Publication Type : Conference Paper
Publisher : IFMBE Proceedings, Springer Verlag,
Source : IFMBE Proceedings, Springer Verlag, Volume 61, p.104-108 (2017)
ISBN : 9789811042195
Keywords : Bins, biomedical engineering, Cardiac monitoring, Data storage equipment, Differentiators, Electrocardiography, Fetal ECG, Fetal heart rate, Health condition, Health risks, Heart, Medical conditions, Standard deviation, Statistics, Zero-crossing detectors
Campus : Coimbatore
School : School of Engineering
Center : Computational Engineering and Networking
Department : Mechanical Engineering
Year : 2017
Abstract : During multiple fetus pregnancy, degree of risk for distinguishing the information of mother and fetus health condition is high. A proper distinguishable ECG of each fetus and mother gives information about the health conditions of individuals. In case of multiple fetal conditions, the heartbeat of the fetuses will be almost at the same rate. This algorithm has been aimed to separate mECG and the fECGs of the individual fetus. First, the signal for different medical conditions like Fibrillation, Apnea, Ventricular Ectopy, Singleton and Normal has been considered. The synthetic abdECG signal for the above mentioned cases has been formulated by preprocessing and considered as the input signal. RPeak of mECG in the abdECG signal has been located using First Order Gaussian Differentiator and Zero Crossing Detector. QRS complex has been considered around the identified R-Peak of abdECG. Identified QRS has been removed from the abdECG signal to obtain fECG with residual noise. The QRS complexes of fECG are detected the same way as mECG QRS were detected, and is represented as binary signals.
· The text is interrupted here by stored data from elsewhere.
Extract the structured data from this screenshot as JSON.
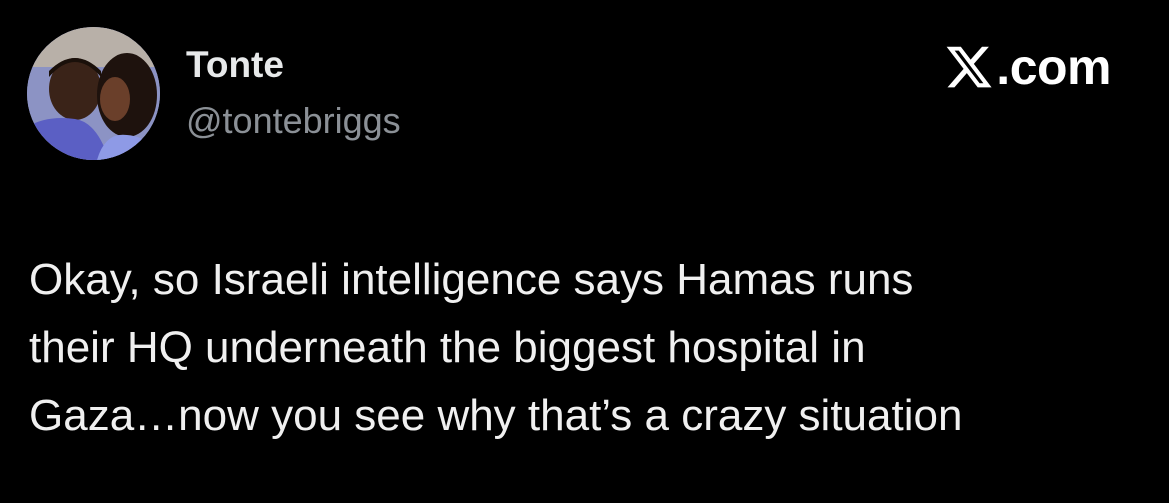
{
  "author": {
    "display_name": "Tonte",
    "handle": "@tontebriggs",
    "avatar_icon": "profile-photo"
  },
  "brand": {
    "icon": "x-logo-icon",
    "text": ".com"
  },
  "tweet": {
    "lines": [
      "Okay, so Israeli intelligence says Hamas runs",
      "their HQ underneath the biggest hospital in",
      "Gaza…now you see why that’s a crazy situation"
    ]
  },
  "colors": {
    "background": "#000000",
    "text": "#e7e9ea",
    "secondary_text": "#8b9096"
  }
}
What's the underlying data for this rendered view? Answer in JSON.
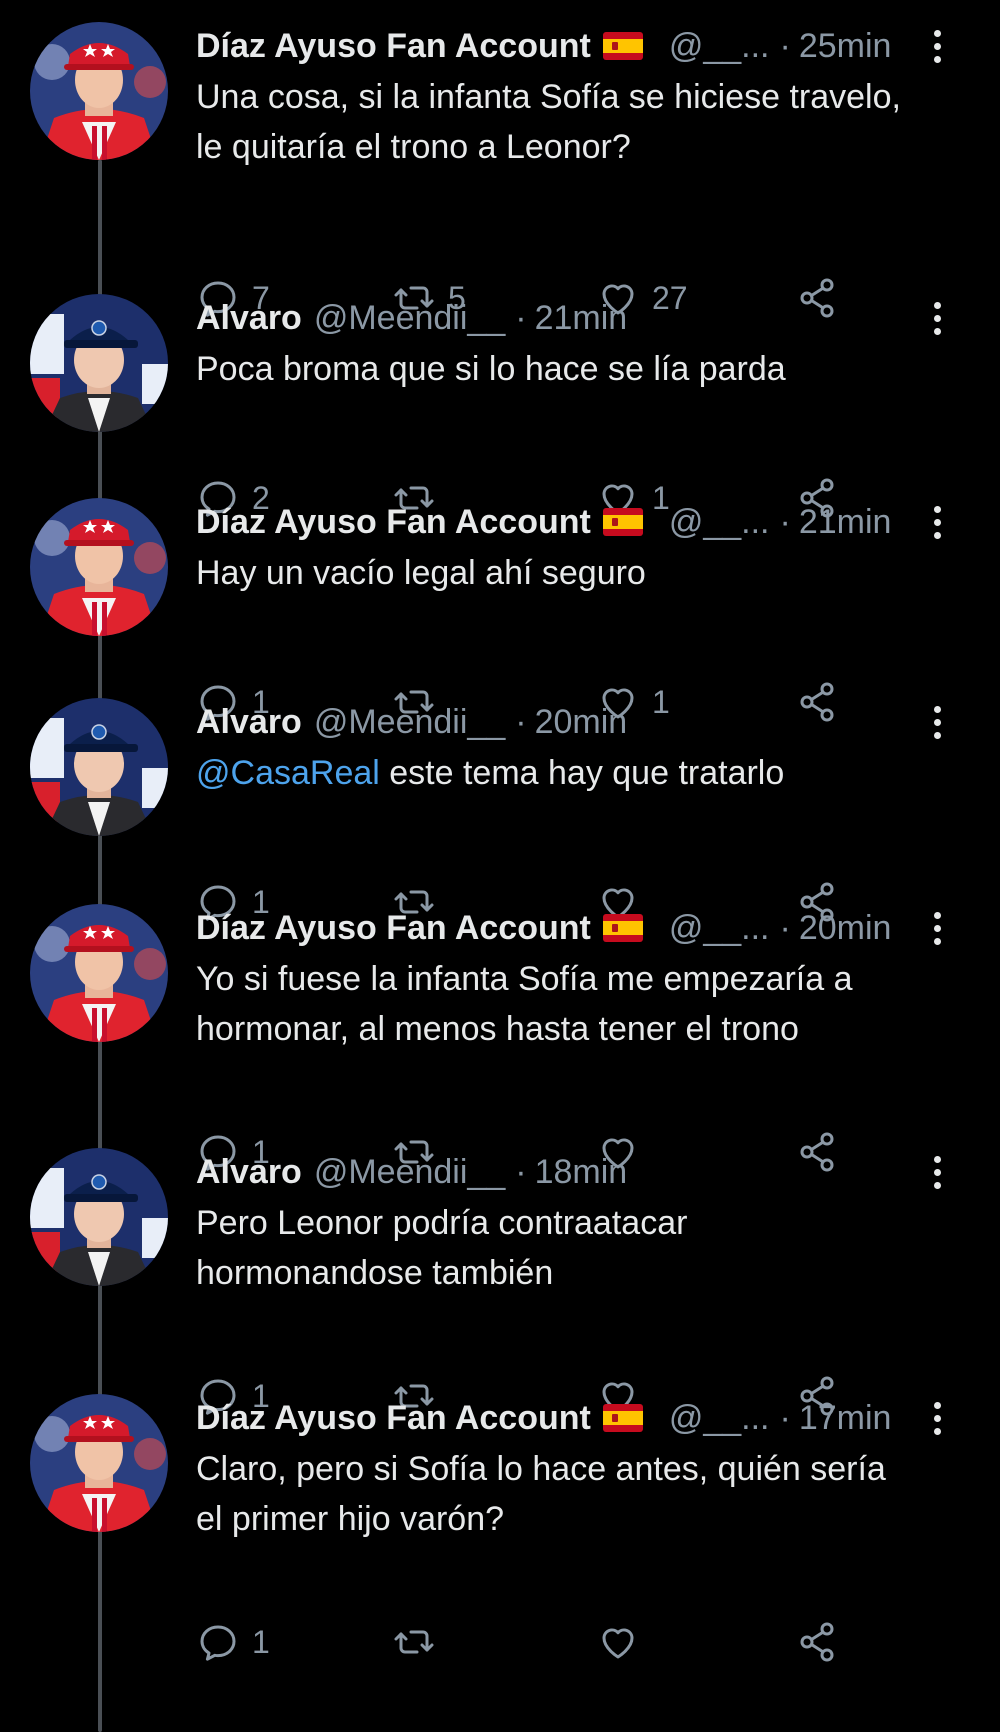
{
  "users": {
    "ayuso": {
      "name": "Díaz Ayuso Fan Account",
      "handle": "@__..."
    },
    "alvaro": {
      "name": "Alvaro",
      "handle": "@Meendii__"
    }
  },
  "tweets": [
    {
      "user": "ayuso",
      "name": "Díaz Ayuso Fan Account",
      "handle": "@__...",
      "time": "25min",
      "lines": [
        "Una cosa, si la infanta Sofía se hiciese travelo,",
        "le quitaría el trono a Leonor?"
      ],
      "replies": "7",
      "retweets": "5",
      "likes": "27"
    },
    {
      "user": "alvaro",
      "name": "Alvaro",
      "handle": "@Meendii__",
      "time": "21min",
      "lines": [
        "Poca broma que si lo hace se lía parda"
      ],
      "replies": "2",
      "retweets": "",
      "likes": "1"
    },
    {
      "user": "ayuso",
      "name": "Díaz Ayuso Fan Account",
      "handle": "@__...",
      "time": "21min",
      "lines": [
        "Hay un vacío legal ahí seguro"
      ],
      "replies": "1",
      "retweets": "",
      "likes": "1"
    },
    {
      "user": "alvaro",
      "name": "Alvaro",
      "handle": "@Meendii__",
      "time": "20min",
      "mention": "@CasaReal",
      "lines": [
        " este tema hay que tratarlo"
      ],
      "replies": "1",
      "retweets": "",
      "likes": ""
    },
    {
      "user": "ayuso",
      "name": "Díaz Ayuso Fan Account",
      "handle": "@__...",
      "time": "20min",
      "lines": [
        "Yo si fuese la infanta Sofía me empezaría a",
        "hormonar, al menos hasta tener el trono"
      ],
      "replies": "1",
      "retweets": "",
      "likes": ""
    },
    {
      "user": "alvaro",
      "name": "Alvaro",
      "handle": "@Meendii__",
      "time": "18min",
      "lines": [
        "Pero Leonor podría contraatacar",
        "hormonandose también"
      ],
      "replies": "1",
      "retweets": "",
      "likes": ""
    },
    {
      "user": "ayuso",
      "name": "Díaz Ayuso Fan Account",
      "handle": "@__...",
      "time": "17min",
      "lines": [
        "Claro, pero si Sofía lo hace antes, quién sería",
        "el primer hijo varón?"
      ],
      "replies": "1",
      "retweets": "",
      "likes": ""
    }
  ],
  "icons": {
    "reply": "reply-icon",
    "retweet": "retweet-icon",
    "like": "heart-icon",
    "share": "share-icon",
    "more": "more-vertical-icon",
    "flag": "spain-flag-icon"
  },
  "colors": {
    "background": "#000000",
    "text": "#e7e9ea",
    "muted": "#8b98a5",
    "link": "#4da3ec",
    "thread_line": "#4a4f55"
  }
}
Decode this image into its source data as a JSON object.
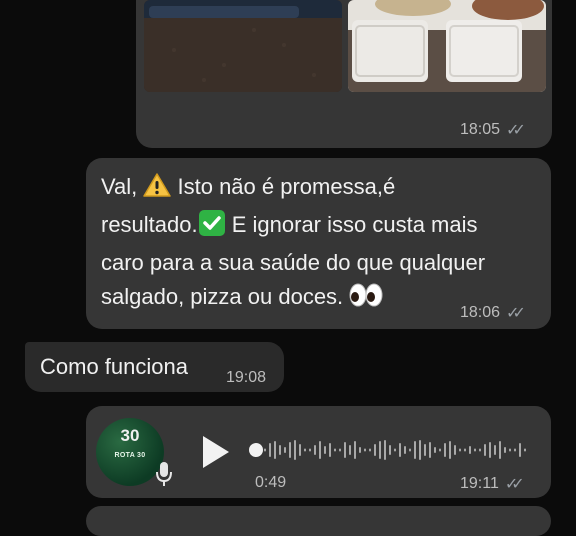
{
  "photo_message": {
    "time": "18:05"
  },
  "message_1": {
    "line1_pre": "Val, ",
    "line1_post": " Isto não é promessa,é",
    "line2_pre": "resultado.",
    "line2_post": " E ignorar isso custa mais",
    "line3": "caro para a sua saúde do que qualquer",
    "line4": "salgado, pizza ou doces.",
    "time": "18:06"
  },
  "message_2": {
    "text": "Como funciona",
    "time": "19:08"
  },
  "voice_message": {
    "avatar_number": "30",
    "avatar_label": "ROTA 30",
    "duration": "0:49",
    "time": "19:11",
    "progress": 0
  },
  "colors": {
    "background": "#0b0b0b",
    "outgoing_bubble": "#363636",
    "incoming_bubble": "#2a2a2a",
    "checkmark": "#2fb344"
  },
  "icons": [
    "warning-emoji",
    "checkmark-emoji",
    "eyes-emoji",
    "read-ticks-icon",
    "play-icon",
    "mic-icon"
  ]
}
The separation of the fetal ECG is done based on the individual presence of the fetus in the signals using Inter-beat averaging and Inter-beat standard deviation of the binary signal. The algorithm has been tested for above mentioned cardiac conditions during prenatal. The algorithm has been able to achieve 99% accuracy for particular cardiac condition with overall system accuracy of 80.4%. The standard cardiac signals of different cases have been sourced from Physionet database to construct the abdECG. © Springer Nature Singapore Pte Ltd. 2017
Cite this Research Publication : R. J. Gini, Dr. K. I. Ramachandran, and Ceerthibala, U. K., “Approach to extract twin fECG for different cardiac conditions during prenatal”, in IFMBE Proceedings, 2017, vol. 61, pp. 104-108.